Unfortunately, Canada’s big banks don’t report quarterly results until the end of May. As such, investors won’t get clarity on the magnitude of impact until such time. That being said, I believe Bank of Montreal is trading at levels that are tough to ignore.
Let’s put BMO’s exposure to oil and gas into perspective. First, oil and gas only account for approximately 2.5% of outstanding loans. Second, when you take into account the undrawn credit facilities, Bank of Montreal is actually one of the least exposed to the industry.
The bank is trading at only 7.01 times earnings, 1.01 times book value, and at a 37.2% discount to historical averages. There is none cheaper among Canada’s big banks.
A top performer
Speaking of cheap, another Big Five bank that is currently trading at a big discount to historical averages is Toronto-Dominion Bank (TSX:TD)(NYSE:TD). As of writing, TD Bank is trading at a 32.3% discount to historical averages. In fact, it has only been this cheap once before, and that was during the Financial Crisis.
Over the past decade, TD Bank has been the best-performing Canadian big bank. In 2020, its 24.66% loss is second only to Royal Bank of Canada. Why does it consistently outperform?
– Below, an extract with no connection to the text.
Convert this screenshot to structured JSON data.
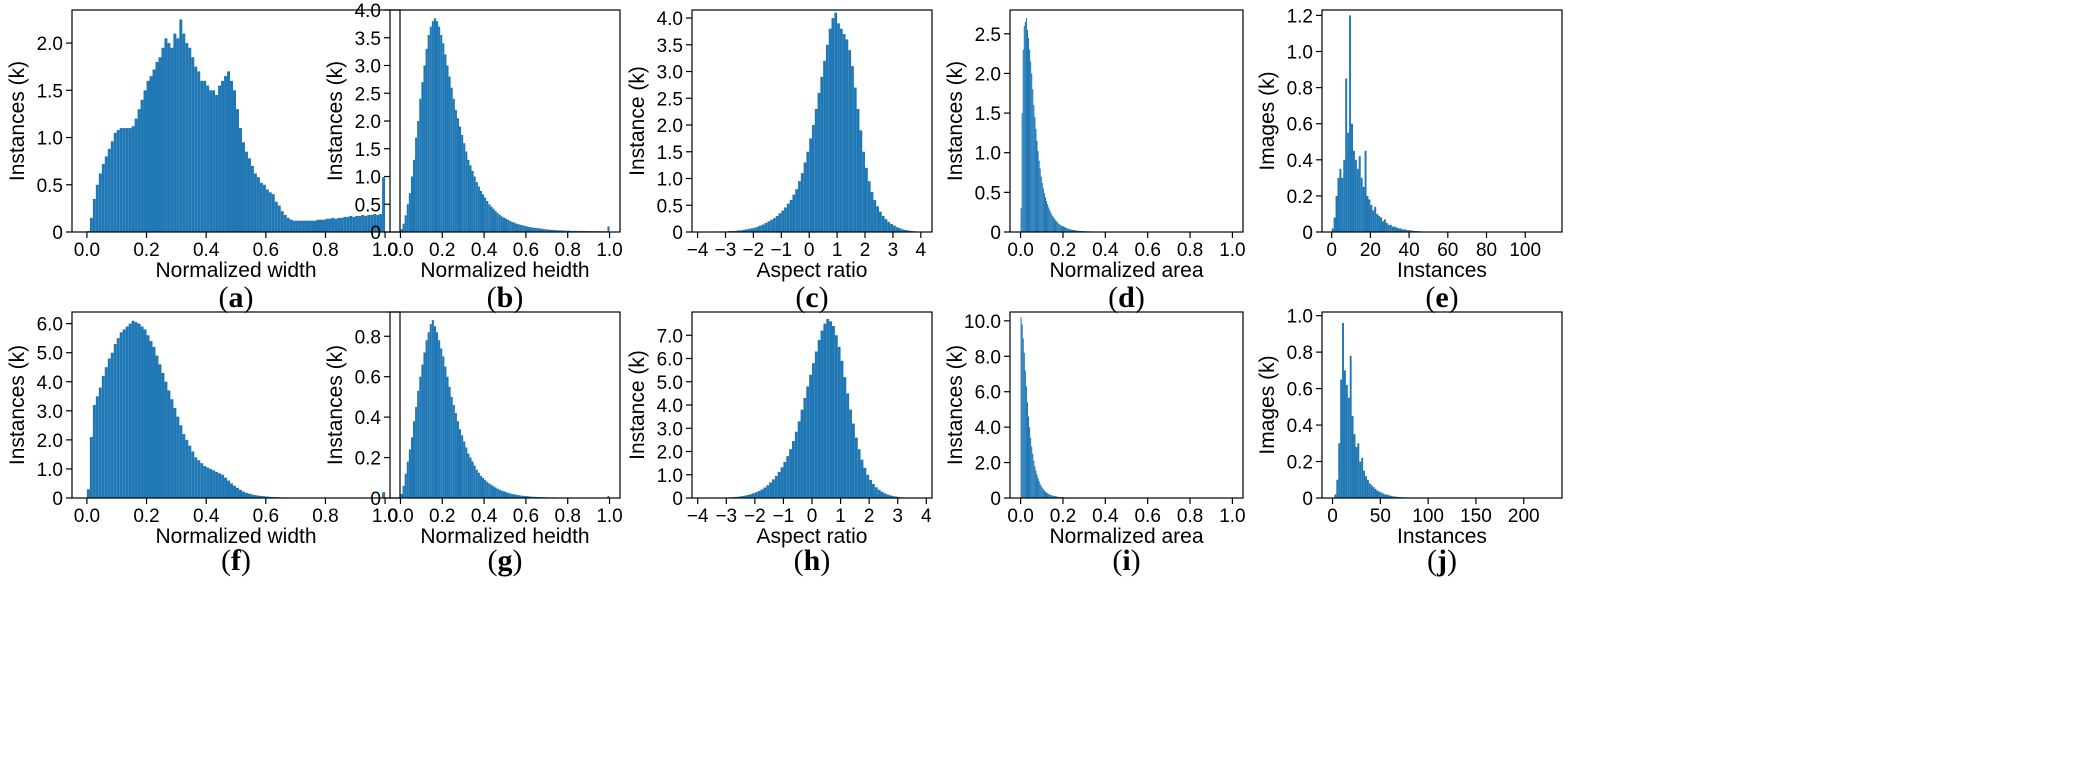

It has the highest exposure to the U.S. markets. Since the U.S. has far outpaced the Canadian economy, it is therefore not surprising that TD Bank has outperformed the Big Five.
Across the board, earnings growth is expected to turn negative in 2020. In 2021, TD Bank is expected to post earnings-growth rates of 5.71%. Although below the company’s five-year double-digit average, it is the second-highest growth rate among Canada’s big banks.
Finally, TD Bank’s dividend is among the safest in the world. At 43%, it has the lowest payout ratio of its peers and has averaged higher dividend growth. Earlier this year, the company raised the quarterly dividend by 6.76%.
As the U.S. looks to re-open, TD Bank will surely be among the first of Canada’s big banks to rebound in a broader market rally.